Shareholder Nomination to the AGM Committee (SNAC) – My Tuppenceworth speech

Our Free Speech event, My tuppenceworth, on Tuesday 19th November gave lots of people the opportunity to speak.  One of those speeches came from Gavin Palmer, we have reproduced the text below.

It needs the long title Shareholder Nomination to the AGM Committee (SNAC) as the long title explains what it is and does rather than being seen as just a shareholders committee meeting when all meetings must include the Chairman of the Board.

The committee by the nature of who attends it, are likely to have more than 5% of the companies shares so they could call an EGM within 14 days to vote on a resolution that they have just written. That resolution would also include up to 1000 words of explanation and be sent to every shareholder on the shareholders register. 

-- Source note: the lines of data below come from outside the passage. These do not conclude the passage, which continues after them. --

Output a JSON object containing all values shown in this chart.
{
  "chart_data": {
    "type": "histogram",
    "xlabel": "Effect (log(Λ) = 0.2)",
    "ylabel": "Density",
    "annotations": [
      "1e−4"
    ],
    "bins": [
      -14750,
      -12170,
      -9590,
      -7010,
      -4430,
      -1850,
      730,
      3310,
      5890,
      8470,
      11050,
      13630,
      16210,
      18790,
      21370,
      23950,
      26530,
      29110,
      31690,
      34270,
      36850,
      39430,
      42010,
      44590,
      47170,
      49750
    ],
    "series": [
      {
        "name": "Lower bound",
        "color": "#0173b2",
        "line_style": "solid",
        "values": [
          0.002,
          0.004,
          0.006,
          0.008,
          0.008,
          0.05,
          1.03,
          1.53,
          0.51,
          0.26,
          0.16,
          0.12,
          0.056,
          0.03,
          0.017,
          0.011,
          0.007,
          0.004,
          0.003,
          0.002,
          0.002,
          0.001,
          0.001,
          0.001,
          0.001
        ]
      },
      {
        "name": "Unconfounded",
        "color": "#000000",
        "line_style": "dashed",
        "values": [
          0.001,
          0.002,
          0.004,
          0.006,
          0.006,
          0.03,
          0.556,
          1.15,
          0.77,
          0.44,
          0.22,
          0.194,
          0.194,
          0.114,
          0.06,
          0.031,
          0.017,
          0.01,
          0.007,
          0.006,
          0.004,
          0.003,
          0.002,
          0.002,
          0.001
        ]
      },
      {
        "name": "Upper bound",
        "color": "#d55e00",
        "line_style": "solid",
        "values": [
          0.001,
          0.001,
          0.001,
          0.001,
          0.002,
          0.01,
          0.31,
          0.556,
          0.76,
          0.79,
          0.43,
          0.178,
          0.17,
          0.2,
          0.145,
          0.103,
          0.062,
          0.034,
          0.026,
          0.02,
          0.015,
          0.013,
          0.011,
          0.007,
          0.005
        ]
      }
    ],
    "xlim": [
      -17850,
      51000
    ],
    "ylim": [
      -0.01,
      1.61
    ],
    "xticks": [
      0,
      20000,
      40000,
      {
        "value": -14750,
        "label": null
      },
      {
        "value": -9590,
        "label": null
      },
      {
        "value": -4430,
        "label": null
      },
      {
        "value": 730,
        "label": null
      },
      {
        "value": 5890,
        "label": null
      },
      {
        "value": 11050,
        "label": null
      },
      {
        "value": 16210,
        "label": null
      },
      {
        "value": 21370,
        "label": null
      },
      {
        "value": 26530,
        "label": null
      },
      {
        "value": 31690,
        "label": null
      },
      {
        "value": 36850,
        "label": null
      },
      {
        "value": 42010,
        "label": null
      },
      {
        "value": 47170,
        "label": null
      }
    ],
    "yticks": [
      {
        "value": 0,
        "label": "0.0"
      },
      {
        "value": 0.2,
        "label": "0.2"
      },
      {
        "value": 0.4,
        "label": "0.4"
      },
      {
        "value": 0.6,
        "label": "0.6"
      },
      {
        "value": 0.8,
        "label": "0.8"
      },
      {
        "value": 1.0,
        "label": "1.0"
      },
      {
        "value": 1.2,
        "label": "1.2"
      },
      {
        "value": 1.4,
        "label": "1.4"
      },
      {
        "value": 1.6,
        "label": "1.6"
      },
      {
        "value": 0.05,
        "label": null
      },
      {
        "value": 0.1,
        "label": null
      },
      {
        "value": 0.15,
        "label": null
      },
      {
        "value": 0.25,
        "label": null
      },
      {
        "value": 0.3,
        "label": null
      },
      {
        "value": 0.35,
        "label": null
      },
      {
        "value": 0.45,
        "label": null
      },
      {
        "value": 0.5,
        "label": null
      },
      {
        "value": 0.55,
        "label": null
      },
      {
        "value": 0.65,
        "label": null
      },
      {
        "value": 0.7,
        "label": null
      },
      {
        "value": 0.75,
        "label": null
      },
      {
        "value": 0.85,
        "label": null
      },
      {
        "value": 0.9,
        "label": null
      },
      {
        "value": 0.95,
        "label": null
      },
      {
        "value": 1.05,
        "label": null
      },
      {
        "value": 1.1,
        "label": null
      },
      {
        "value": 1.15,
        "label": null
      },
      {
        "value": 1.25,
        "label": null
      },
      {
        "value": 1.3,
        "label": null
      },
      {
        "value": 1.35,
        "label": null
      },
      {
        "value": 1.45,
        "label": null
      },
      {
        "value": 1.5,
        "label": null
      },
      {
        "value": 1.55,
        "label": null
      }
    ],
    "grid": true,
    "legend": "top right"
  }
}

The board would also likely have to rebutt the resolution which given that the petitioners are some of the very largest shareholders vs their servants the board of Directors would be interesting and most likely shareholders would favour the largest shareholders.

The committees cheap, simple formation would solve excessive pay, bonuses for failure, stop board infighting and politiciking over the top job of being a CEO, select truly the very best team leader for the job regardless of the commissions payable to the headhunters (related to high pay, high bonuses, high share awards) and the upping entire boardroom pay regardless of performance.

Also it enables the owners to smoothly replace bad CEOs or Chairman before they do too much damage without being ransomed or blackmailed. Also if the company needs a rights issue, the Chairman just asks those around the table if they would back the rights issue and job done 3 underwriters!

Opposition: The priveledged access given to the gatekeepers :-  the big fund managers Blackrock, Legal & General, Norges Bank, Insight who don’t want to increase their costs or accountability to manage or be involved attending the committees and unable to trade on ‘insider hints/tips’ they gained.

Weak points of this opposition: public press embaressment of pension funds refusing or just not attending a short meeting with the chairman when they have £100million invested in them (It worked in Sweden!) – they then attended the next year!


1) invite chairman and the largest beneficial chairman to a meeting with Sharesoc of many plcs

2) gather 140 activists, give them a single share plus add a large shareholder and submit a full shareholder resolution requisitions to plcs.

Option 1 is cheaper and easier

Option 2 is involved but gets wide coverage and attention.

Hmm thanks to this I think I should add a draft resolution to the wikipedia page and add SNAC.